Nous tenons à ce que toute action n’annule pas tout ce qui a été entrepris dans le cadre de la commission « Vérité et réconciliation » qui nous a permis de réaliser le plus important : que les commanditaires passent aux aveux et que des familles retrouvent les traces de leurs proches disparus et leur offrent une sépulture décente. Que nous sachions qui a fait quoi et quand, car on ne peut pardonner sans connaître la vérité.

Nous avons surtout pu démontrer aux générations futures qu’il existe des droits fondamentaux et qu’on ne peut en aucun cas accepter qu’ils soient violés.

Le travail de la commission a permis de situer des responsabilités individuelles et de juger les personnes pour les crimes qu’elles ont commis et non pour leur appartenance à un quelconque groupe qui aurait été impliqué.

Au début du mois d’avril dernier, le conseil fédéral du nouveau parti national a annoncé la dissolution de cette formation politique à l’origine de l’apartheid.

Est-ce un autre pas vers la vérité et la réconciliation en Afrique du Sud ?

Ce qui est intéressant dans cette information, c’est que c’est la première fois qu’un parti politique responsable de crimes contre l’humanité, de délit de racisme s’auto-dissout. Cela n’a pu se faire que parce que les victimes ont dit qu’elles pouvaient pardonner si on leur avoue toute la vérité. Les leaders du parti ont fini par comprendre que celui-ci ne pouvait continuer d’exister tant il était associé à l’idée des crimes qu’il a perpétrés. Pour nous, cette décision est la bienvenue. Le plus surprenant est que la majorité des militants de ce parti ont rejoint l’ANC.

Vous avez déclaré que l’amnistie générale n’était pas la voie convenable pour l’Afrique du Sud. Pensez-vous qu’elle le soit pour l’Algérie ?

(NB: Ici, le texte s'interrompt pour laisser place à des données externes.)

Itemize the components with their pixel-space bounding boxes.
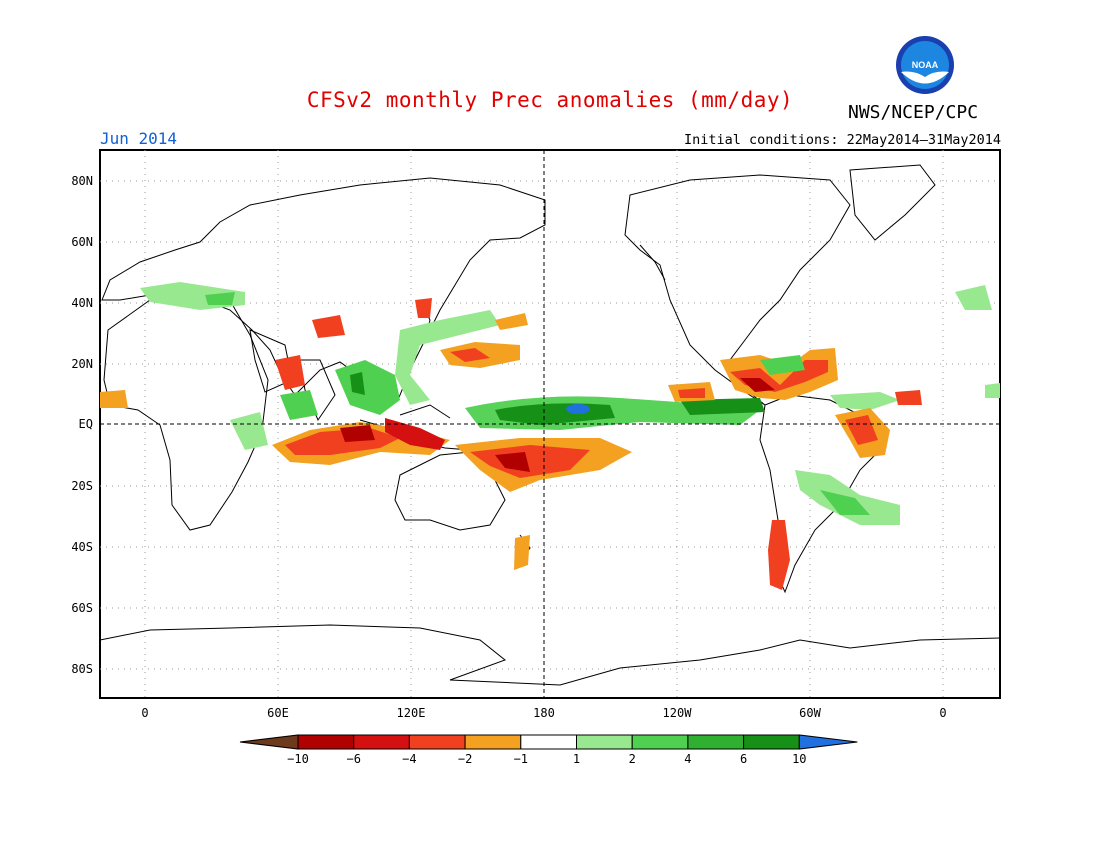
lat-label: 60N [71,235,93,249]
lat-label: 40S [71,540,93,554]
lat-label: 80S [71,662,93,676]
noaa-logo-icon: NOAA [896,36,954,94]
colorbar-label: 4 [684,752,691,766]
colorbar-label: 10 [792,752,806,766]
lat-label: 20S [71,479,93,493]
initial-conditions: Initial conditions: 22May2014–31May2014 [684,132,1001,148]
anomaly-shading [100,282,1000,590]
lon-label: 60E [267,706,289,720]
longitude-labels: 0 60E 120E 180 120W 60W 0 [141,706,946,720]
colorbar-arrow-right [798,734,858,750]
colorbar-swatch [408,734,466,750]
colorbar-label: −6 [346,752,360,766]
colorbar-label: −4 [402,752,416,766]
colorbar-swatch [687,734,745,750]
colorbar-arrow-left [239,734,299,750]
agency-label: NWS/NCEP/CPC [848,102,979,123]
colorbar-label: 2 [629,752,636,766]
colorbar-label: −2 [458,752,472,766]
colorbar-legend: −10 −6 −4 −2 −1 1 2 4 6 10 [239,734,858,766]
colorbar-label: −1 [514,752,528,766]
colorbar-label: 1 [573,752,580,766]
colorbar-label: 6 [740,752,747,766]
colorbar-swatch [464,734,522,750]
colorbar-label: −10 [287,752,309,766]
svg-text:NOAA: NOAA [912,60,939,70]
lat-label: 40N [71,296,93,310]
forecast-period: Jun 2014 [100,129,178,148]
map-title: CFSv2 monthly Prec anomalies (mm/day) [306,88,794,112]
colorbar-swatch [520,734,577,750]
graticule [100,150,1000,698]
lon-label: 180 [533,706,555,720]
colorbar-swatch [743,734,800,750]
lon-label: 120E [397,706,426,720]
lat-label: 80N [71,174,93,188]
lon-label: 0 [939,706,946,720]
lon-label: 120W [663,706,693,720]
lon-label: 0 [141,706,148,720]
colorbar-swatch [297,734,355,750]
latitude-labels: 80N 60N 40N 20N EQ 20S 40S 60S 80S [71,174,93,676]
colorbar-swatch [576,734,633,750]
colorbar-swatch [353,734,410,750]
lat-label: 20N [71,357,93,371]
colorbar-swatch [631,734,689,750]
lon-label: 60W [799,706,821,720]
lat-label: 60S [71,601,93,615]
lat-label: EQ [79,417,93,431]
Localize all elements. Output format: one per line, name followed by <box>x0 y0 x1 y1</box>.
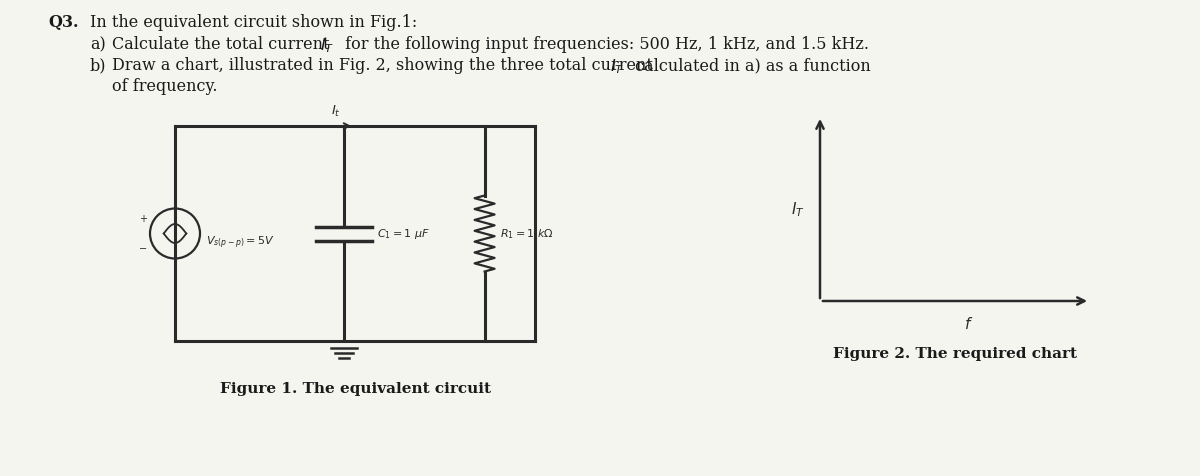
Text: $f$: $f$ <box>964 315 973 331</box>
Text: calculated in a) as a function: calculated in a) as a function <box>630 57 871 74</box>
Text: $I_T$: $I_T$ <box>791 200 805 218</box>
Text: In the equivalent circuit shown in Fig.1:: In the equivalent circuit shown in Fig.1… <box>90 14 418 31</box>
Text: Q3.: Q3. <box>48 14 78 31</box>
Text: $C_1=1\ \mu F$: $C_1=1\ \mu F$ <box>377 227 430 241</box>
Text: $I_t$: $I_t$ <box>331 104 341 119</box>
Text: +: + <box>139 214 148 224</box>
Text: of frequency.: of frequency. <box>112 78 217 95</box>
Text: Draw a chart, illustrated in Fig. 2, showing the three total current: Draw a chart, illustrated in Fig. 2, sho… <box>112 57 658 74</box>
Text: a): a) <box>90 36 106 53</box>
Text: −: − <box>139 244 148 254</box>
Text: b): b) <box>90 57 107 74</box>
Text: Figure 2. The required chart: Figure 2. The required chart <box>833 346 1078 360</box>
Text: for the following input frequencies: 500 Hz, 1 kHz, and 1.5 kHz.: for the following input frequencies: 500… <box>340 36 869 53</box>
Text: $I_T$: $I_T$ <box>320 36 335 55</box>
Text: Calculate the total current: Calculate the total current <box>112 36 335 53</box>
Text: $I_T$: $I_T$ <box>610 57 624 76</box>
Text: Figure 1. The equivalent circuit: Figure 1. The equivalent circuit <box>220 381 491 395</box>
Text: $R_1=1\ k\Omega$: $R_1=1\ k\Omega$ <box>499 227 553 241</box>
Text: $V_{s(p-p)}=5V$: $V_{s(p-p)}=5V$ <box>206 234 275 250</box>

Comme je l’ai déclaré plus haut, l’expérience de chaque pays est unique. Les Algériens doivent trouver leur propre voie en tenant compte de leurs particularités et en examinant les autres. Ce qui est encourageant, c’est que le président Bouteflika a déclaré que l’amnistie générale ne sera pas imposée mais décidée par le peuple, autrement cela ne pourrait pas marcher.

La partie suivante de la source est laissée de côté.